One of the outstanding fish ear stone mysteries also relates to humans and fish. Farmed fish of all species have ten times the amount of vaterite in their otoliths as compared to their wild cousins, but as yet we don’t know why.
The good thing is that fish have rocks in their heads that help them hear—and help scientists like me tune into amazing natural history stories.
Amazing that scientists can get that much information from an otolith! Nice writing.
Great summary! thanks for the information.
I really enjoyed your writing style; effortless, descriptive, informative and imbued with passion for the work you do & the joy of sharing your knowledge. Keep going!

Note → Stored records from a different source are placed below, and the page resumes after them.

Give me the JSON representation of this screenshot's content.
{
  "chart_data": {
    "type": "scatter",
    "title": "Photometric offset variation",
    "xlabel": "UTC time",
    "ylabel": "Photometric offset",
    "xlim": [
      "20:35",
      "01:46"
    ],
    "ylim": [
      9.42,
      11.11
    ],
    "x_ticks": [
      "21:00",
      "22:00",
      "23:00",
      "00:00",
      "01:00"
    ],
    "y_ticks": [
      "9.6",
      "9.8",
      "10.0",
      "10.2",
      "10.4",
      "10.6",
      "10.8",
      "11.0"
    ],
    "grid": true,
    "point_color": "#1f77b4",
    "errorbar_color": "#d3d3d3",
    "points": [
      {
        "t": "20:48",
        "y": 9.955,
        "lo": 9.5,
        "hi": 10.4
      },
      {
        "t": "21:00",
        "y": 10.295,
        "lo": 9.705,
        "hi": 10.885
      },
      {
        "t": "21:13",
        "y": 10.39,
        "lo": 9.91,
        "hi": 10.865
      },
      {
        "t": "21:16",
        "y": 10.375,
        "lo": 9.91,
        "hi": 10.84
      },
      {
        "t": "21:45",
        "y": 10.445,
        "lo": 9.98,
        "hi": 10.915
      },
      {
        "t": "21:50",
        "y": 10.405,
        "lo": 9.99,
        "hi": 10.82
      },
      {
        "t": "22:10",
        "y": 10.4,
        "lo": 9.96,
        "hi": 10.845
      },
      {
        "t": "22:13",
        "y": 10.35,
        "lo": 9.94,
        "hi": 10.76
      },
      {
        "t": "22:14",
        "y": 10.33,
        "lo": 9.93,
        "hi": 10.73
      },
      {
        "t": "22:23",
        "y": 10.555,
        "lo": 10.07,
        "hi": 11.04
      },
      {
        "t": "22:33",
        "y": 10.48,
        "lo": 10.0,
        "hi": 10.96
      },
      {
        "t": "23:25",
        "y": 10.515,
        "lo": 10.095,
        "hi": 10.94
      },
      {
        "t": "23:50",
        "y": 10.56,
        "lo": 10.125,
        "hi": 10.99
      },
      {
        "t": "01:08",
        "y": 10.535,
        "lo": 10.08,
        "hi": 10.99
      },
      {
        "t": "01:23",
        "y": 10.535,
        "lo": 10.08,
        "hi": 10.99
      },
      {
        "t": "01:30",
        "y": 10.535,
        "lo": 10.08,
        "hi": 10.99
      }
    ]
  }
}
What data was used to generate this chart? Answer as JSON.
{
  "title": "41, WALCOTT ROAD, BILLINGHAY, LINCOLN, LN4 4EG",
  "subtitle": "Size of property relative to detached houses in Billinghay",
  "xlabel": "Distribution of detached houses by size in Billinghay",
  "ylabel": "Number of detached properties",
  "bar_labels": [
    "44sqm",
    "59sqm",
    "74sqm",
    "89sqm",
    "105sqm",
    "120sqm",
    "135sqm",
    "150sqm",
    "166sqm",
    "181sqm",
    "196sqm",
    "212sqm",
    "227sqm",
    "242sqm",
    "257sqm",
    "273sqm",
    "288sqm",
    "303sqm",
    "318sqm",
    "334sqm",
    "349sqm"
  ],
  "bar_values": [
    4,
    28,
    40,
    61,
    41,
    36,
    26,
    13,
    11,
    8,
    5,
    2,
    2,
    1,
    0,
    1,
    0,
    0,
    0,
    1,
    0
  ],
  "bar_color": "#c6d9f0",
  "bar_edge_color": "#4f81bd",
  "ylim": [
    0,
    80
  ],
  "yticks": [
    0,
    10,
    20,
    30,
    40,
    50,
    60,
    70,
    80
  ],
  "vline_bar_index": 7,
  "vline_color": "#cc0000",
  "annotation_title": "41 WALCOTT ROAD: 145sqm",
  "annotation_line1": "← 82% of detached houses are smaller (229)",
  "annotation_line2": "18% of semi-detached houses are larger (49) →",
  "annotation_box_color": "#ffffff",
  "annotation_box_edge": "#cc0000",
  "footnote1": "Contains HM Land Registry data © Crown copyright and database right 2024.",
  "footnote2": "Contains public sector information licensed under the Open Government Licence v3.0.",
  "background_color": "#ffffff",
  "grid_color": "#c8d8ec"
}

It is really thrilling to read about the rocks in fishes head.
Am collecting Otolith but I dont know what I can use it for. I like eating fishhead becuase Otolith.
Nice write. Let me know when you need some or suggest to me if you figure how these precious stones can be beneficial to me.
The same here, interested in fish head just to collect the otoliths!!
looking for a crystal from the brain of the Kingfish in Australia?
I’m very excited with this piece of information.
What color are the stones of the drum is off the coast of Hawaii
Hi Don; all fish otoliths are calcium carbonate and therefore are white or off white.